A colleague who was cleaning out his office gave me a copy of Scientific Teaching by Jo Handelsman, Sarah Miller, and Christine Pfund (W.H. Freeman and Co., 2008). Intrigued by the title, I gave it a quick read. The book contains some general information on active learning and presents a template for organizing faculty development workshops on topics like assessment, but it was not the guide to effective teaching that I had expected. The book does not discuss empirically-backed research on how people learn. At all.
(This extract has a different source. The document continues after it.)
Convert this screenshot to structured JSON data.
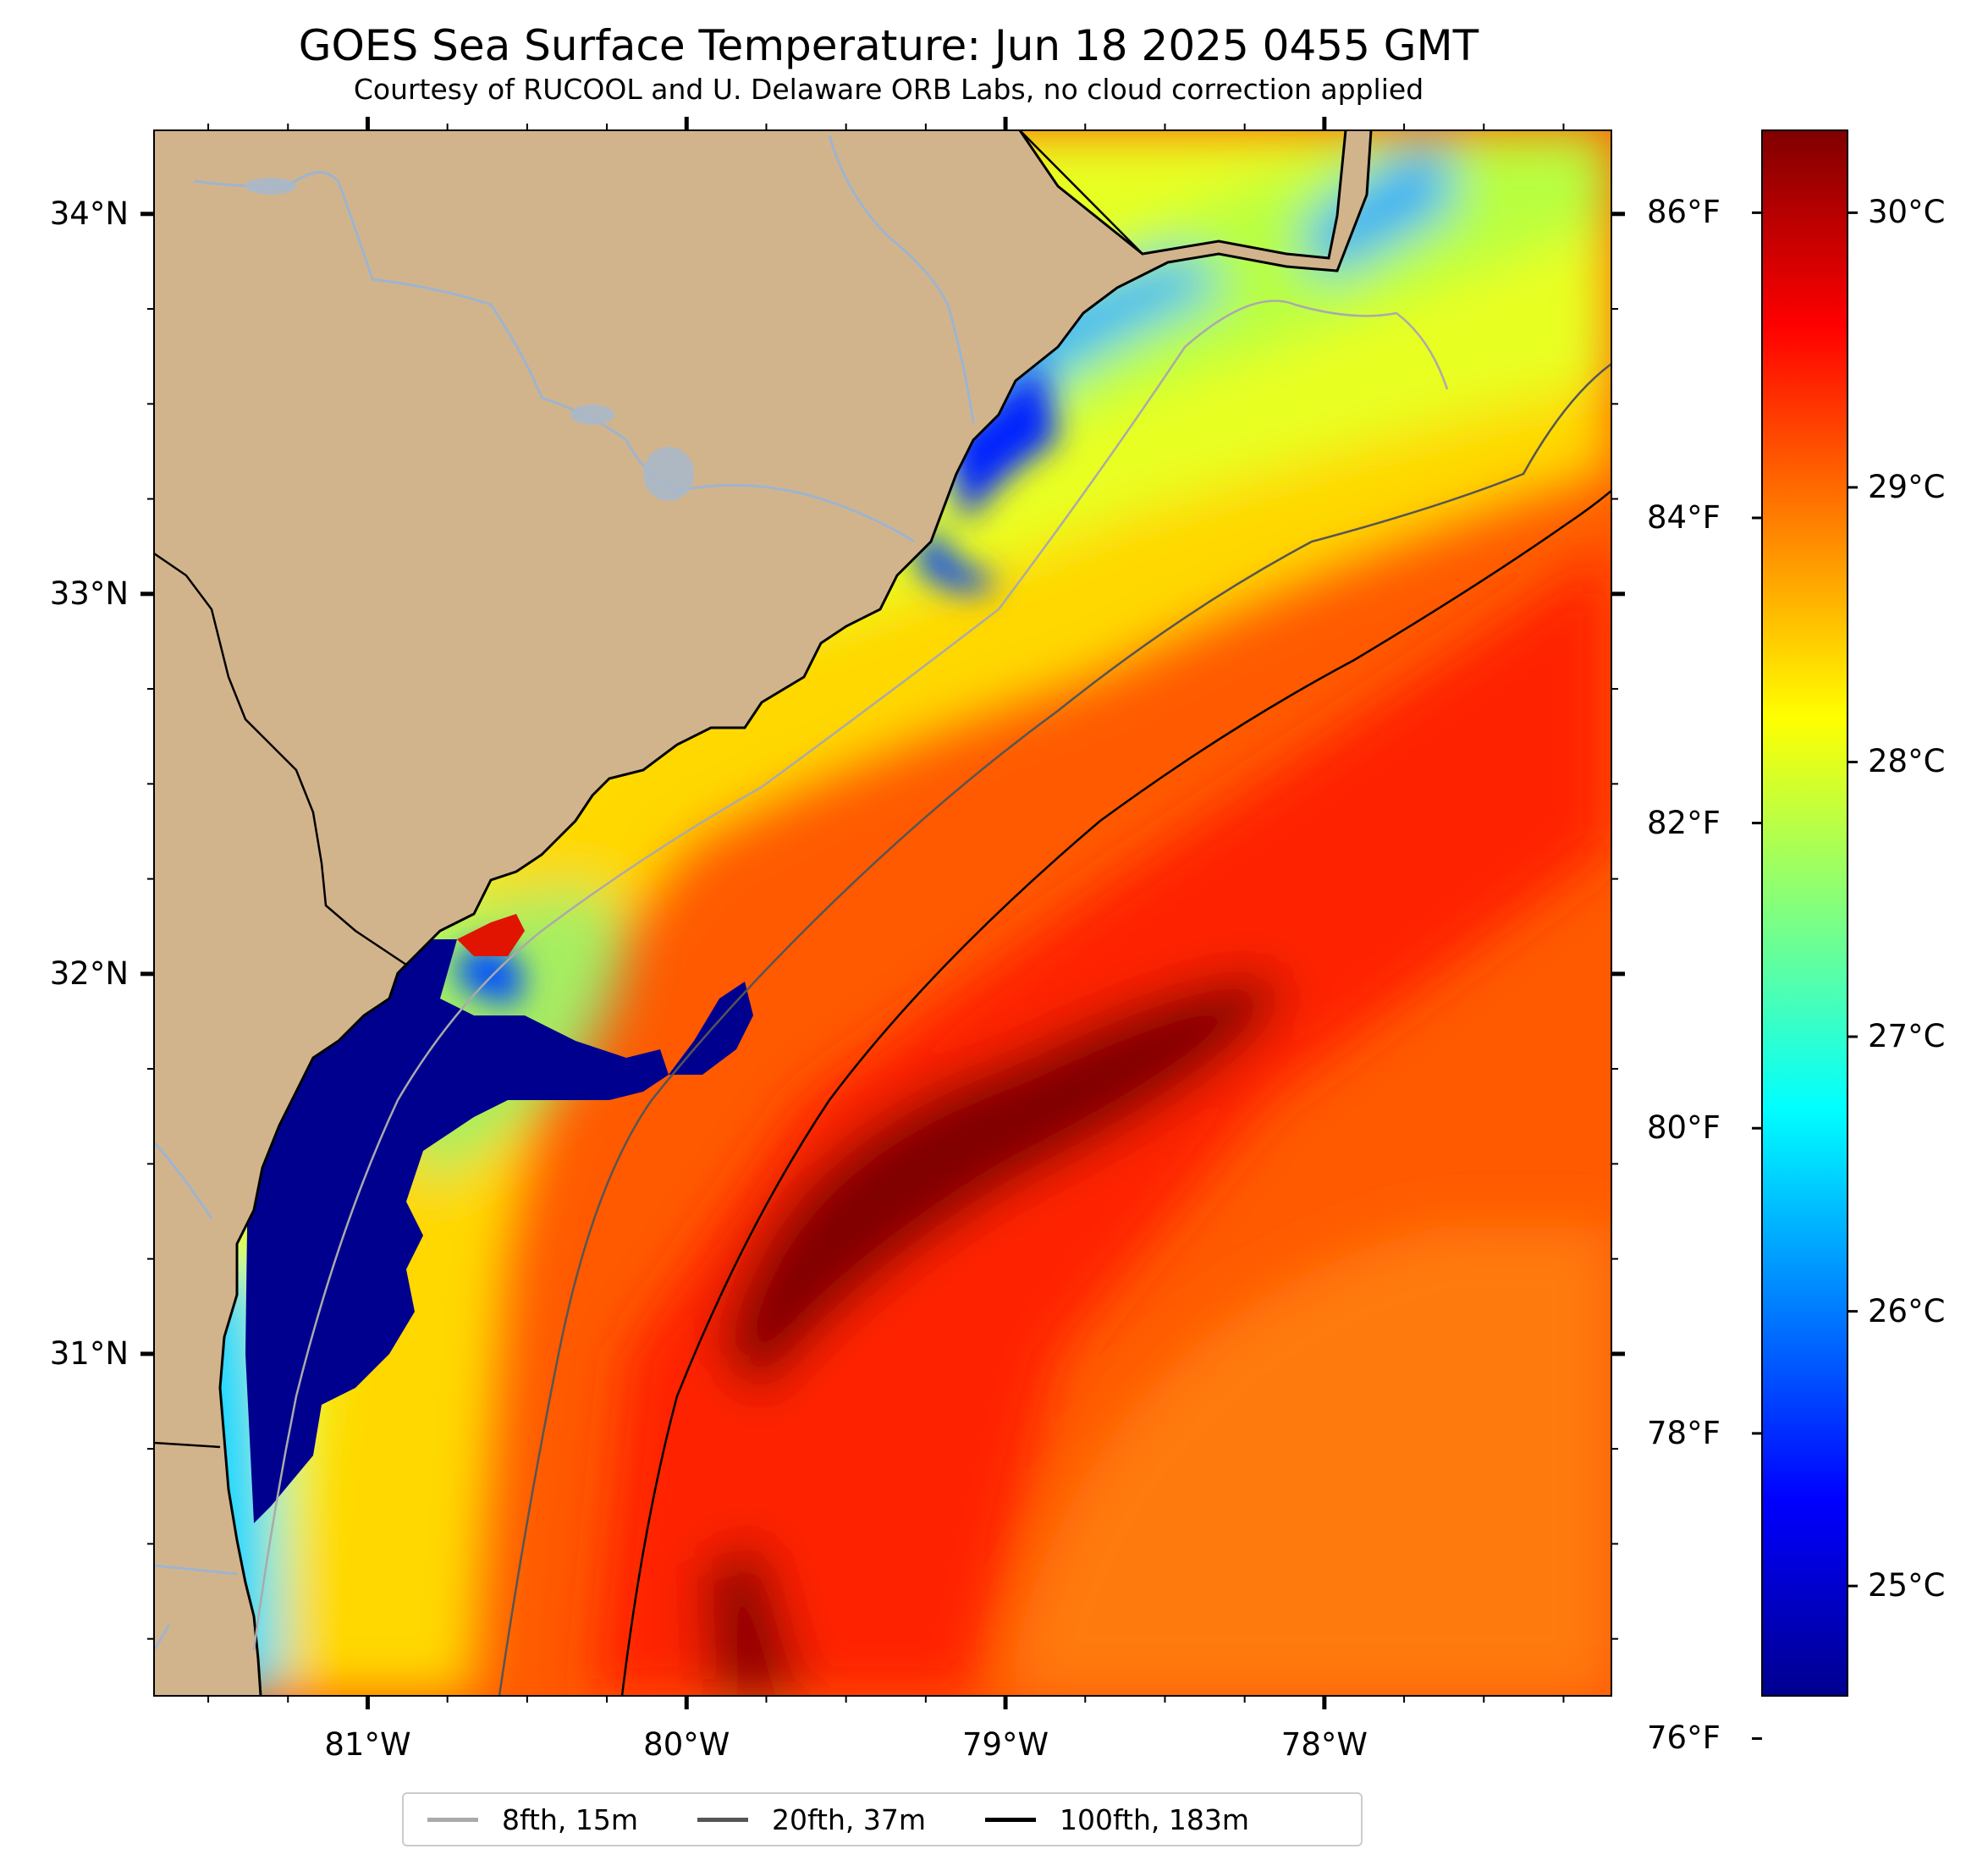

Instead, Handelsman, Miller, and Pfund favorably discuss learning styles, a zombie educational concept that refuses to die. They heavily reference Learning Styles and Pedagogy in Post-16 Learning: A Systematic and Critical Review by Frank Coffield, David Moseley, Elaine Hall, and Kathryn Ecclestone (Learning and Skills Research Centre, 2004) as support for their argument. In the process, they fundamentally mischaracterize the report’s findings.
For example, on page 9, they write that Coffield et al. (2004) “identified over 70 unique approaches to learning styles . . [that] range from models that explain learning styles as innate . . . ‘flexibly stable’ or . . . that contribute to learning efficacy.” Coffield et al. (2004) state very clearly that these are claims made by those who advocate for the concept of learning styles, not that evidence exists for those claims. In fact, when Coffield et al. (2004) examined thirteen commonly used learning-style inventories, they found that twelve did not meet one or more basic criteria for internal consistency, test-retest reliability, construct validity, and predictive validity. They conclude that the field of learning styles ‘‘is bedeviled by vested interests because some of the leading developers of learning style instruments have themselves conducted the research into the psychometric properties of their own tests, which they are simultaneously offering for sale in the marketplace . . . After more than 30 years of research, no consensus has been reached about the most effective instrument for measuring learning styles and no agreement about the most appropriate pedagogical interventions” (p. 137).
The lack of evidence for the existence learning styles was also discussed in detail by Harold Pashler, Mark McDaniel, Doug Rohrer, and Robert Bjork in ‘‘Learning Styles: Concepts and Evidence’’ (Psychological Science in the Public Interest 9, 3 [2008]). They note in this article that adjusting teaching techniques to students’ expressed preferences for particular forms of instruction (i.e., learning styles) does not correlate to observable cognitive or skill aptitudes, and that only a handful of published studies citing the existence of learning styles had conducted valid experimental tests. The lack of evidence for learning styles was also discussed in this 2009 interview with the cognitive psychologist Daniel Willingham.
In sum, Scientific Teaching‘s reliance on a concept that was widely discredited both before and soon after its publication renders it misleading and, therefore, useless.